ISLAMABAD: Le Premier ministre pakistanais Shehbaz Sharif, dont le pays joue un rôle de médiateur dans le conflit opposant les Etats-Unis à l'Iran, a salué mercredi l'extension du cessez-le-feu annoncée par Donald Trump.

"Je remercie sincèrement le président Trump d'avoir gracieusement accepté notre demande de prolongation du cessez-le-feu afin de permettre aux efforts diplomatiques en cours de se poursuivre", a indiqué sur X M. Sharif, précisant s'exprimer également au nom du chef d'état-major, le maréchal Asim Munir.

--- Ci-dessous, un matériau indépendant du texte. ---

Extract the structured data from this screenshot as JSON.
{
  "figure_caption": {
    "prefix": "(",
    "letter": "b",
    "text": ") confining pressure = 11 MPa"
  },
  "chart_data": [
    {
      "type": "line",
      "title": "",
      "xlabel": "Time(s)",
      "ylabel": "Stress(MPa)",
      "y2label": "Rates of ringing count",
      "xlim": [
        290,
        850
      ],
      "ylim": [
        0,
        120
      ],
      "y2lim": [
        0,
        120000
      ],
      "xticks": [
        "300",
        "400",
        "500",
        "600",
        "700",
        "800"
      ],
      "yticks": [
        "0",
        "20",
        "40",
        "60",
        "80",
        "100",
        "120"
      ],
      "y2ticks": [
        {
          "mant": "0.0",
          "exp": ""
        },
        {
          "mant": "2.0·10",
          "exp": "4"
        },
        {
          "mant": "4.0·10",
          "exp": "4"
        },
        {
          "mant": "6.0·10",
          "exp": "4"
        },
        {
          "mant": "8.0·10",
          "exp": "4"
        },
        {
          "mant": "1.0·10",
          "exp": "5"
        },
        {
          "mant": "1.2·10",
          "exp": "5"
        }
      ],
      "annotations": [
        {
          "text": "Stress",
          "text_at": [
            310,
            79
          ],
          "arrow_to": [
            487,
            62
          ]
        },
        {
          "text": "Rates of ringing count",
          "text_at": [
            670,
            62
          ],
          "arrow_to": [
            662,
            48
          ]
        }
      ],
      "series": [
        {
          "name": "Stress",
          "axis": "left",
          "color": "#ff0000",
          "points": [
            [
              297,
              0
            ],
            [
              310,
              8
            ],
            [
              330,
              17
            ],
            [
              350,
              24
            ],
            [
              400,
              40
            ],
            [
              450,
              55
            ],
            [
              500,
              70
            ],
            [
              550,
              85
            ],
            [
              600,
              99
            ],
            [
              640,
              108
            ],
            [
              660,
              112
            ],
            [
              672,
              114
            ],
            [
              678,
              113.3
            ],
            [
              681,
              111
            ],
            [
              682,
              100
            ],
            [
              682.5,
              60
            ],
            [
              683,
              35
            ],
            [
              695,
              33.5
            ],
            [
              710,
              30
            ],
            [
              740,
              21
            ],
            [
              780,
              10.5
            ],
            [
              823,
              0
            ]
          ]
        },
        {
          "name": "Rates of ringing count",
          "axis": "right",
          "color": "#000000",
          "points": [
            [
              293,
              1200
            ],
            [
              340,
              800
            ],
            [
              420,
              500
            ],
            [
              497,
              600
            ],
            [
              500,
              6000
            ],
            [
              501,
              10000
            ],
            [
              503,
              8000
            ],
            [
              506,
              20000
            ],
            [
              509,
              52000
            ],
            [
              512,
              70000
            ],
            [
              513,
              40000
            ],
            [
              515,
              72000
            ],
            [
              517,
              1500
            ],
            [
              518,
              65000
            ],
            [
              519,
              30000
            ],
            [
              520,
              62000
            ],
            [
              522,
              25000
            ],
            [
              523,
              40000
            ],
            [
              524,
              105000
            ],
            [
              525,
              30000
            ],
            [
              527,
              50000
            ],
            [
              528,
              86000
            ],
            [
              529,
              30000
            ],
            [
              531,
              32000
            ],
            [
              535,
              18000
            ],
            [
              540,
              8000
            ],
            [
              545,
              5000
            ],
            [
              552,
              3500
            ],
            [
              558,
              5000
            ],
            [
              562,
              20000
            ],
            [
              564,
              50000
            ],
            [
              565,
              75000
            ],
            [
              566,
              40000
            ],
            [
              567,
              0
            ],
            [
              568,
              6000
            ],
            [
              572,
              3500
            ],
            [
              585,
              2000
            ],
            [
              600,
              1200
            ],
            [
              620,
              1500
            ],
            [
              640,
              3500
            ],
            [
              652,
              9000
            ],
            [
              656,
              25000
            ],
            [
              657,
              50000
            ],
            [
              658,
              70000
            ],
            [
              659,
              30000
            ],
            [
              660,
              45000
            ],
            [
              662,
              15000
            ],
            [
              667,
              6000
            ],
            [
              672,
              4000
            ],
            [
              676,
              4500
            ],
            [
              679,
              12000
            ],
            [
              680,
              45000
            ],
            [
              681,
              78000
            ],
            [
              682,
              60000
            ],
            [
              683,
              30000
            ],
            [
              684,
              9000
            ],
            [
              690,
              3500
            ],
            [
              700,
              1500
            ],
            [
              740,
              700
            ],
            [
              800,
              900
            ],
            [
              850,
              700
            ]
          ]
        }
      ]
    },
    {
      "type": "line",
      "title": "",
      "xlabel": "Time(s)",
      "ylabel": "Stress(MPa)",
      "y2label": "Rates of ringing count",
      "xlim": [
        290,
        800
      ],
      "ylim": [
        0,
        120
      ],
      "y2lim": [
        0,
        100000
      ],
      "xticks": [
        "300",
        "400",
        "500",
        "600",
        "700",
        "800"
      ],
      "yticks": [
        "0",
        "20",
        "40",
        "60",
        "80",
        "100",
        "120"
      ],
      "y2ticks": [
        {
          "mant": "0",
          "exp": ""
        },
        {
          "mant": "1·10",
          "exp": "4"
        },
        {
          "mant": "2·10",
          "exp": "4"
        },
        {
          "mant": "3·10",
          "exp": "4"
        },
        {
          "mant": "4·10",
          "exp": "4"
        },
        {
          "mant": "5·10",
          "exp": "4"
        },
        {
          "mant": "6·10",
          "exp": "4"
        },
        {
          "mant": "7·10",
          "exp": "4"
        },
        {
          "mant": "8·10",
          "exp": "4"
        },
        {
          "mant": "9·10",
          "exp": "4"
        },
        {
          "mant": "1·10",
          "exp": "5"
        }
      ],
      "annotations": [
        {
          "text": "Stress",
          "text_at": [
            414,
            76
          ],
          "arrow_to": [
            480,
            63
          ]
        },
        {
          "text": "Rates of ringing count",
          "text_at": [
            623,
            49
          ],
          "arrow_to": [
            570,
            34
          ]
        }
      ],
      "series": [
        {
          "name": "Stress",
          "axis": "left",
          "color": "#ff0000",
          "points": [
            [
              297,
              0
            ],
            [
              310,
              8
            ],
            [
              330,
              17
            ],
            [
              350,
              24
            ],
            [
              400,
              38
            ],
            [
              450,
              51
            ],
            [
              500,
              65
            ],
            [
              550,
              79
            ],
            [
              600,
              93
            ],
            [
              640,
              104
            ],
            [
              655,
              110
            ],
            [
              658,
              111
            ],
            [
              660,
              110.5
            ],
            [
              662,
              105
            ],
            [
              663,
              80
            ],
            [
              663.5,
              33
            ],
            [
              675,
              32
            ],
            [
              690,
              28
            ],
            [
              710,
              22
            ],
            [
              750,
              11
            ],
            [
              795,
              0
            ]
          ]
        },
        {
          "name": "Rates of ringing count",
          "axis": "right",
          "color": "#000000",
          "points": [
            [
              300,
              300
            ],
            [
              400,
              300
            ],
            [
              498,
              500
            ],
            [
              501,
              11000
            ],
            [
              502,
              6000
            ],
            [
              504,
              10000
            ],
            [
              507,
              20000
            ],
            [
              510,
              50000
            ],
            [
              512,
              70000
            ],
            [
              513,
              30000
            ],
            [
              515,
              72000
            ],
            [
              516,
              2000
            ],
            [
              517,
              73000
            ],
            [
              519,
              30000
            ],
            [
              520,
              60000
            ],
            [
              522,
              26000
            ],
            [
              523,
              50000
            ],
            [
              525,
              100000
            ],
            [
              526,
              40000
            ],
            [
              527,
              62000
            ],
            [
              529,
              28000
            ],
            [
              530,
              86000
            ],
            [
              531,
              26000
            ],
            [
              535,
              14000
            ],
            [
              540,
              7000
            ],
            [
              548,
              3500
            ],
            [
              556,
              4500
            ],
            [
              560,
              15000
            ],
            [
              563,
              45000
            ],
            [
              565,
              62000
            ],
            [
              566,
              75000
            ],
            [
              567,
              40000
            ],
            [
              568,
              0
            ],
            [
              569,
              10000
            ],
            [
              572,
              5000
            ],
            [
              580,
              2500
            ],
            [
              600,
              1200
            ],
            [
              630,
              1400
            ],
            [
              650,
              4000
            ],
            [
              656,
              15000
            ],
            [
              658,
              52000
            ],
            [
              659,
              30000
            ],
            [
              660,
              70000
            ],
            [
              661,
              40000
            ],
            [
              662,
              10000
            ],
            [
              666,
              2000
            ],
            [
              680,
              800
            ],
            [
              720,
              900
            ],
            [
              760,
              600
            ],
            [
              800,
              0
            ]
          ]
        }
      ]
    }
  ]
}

"Fort de la confiance qui lui est accordée, le Pakistan poursuivra ses efforts en vue d'un règlement négocié du conflit", a ajouté le dirigeant.

Donald Trump a annoncé mardi une extension sine die du cessez-le-feu dont il avait précédemment fixé l'expiration à mercredi soir, disant vouloir donner davantage de temps à la diplomatie.

Un nouveau round de discussions initialement annoncé pour le début de semaine à Islamabad a toutefois lui aussi été ajourné sine die.

"J'espère sincèrement que les deux parties continueront à respecter le cessez-le-feu et parviendront à conclure un +accord de paix+ global lors du deuxième cycle de négociations prévu à Islamabad, afin de mettre définitivement fin au conflit", a souligné M. Sharif mercredi.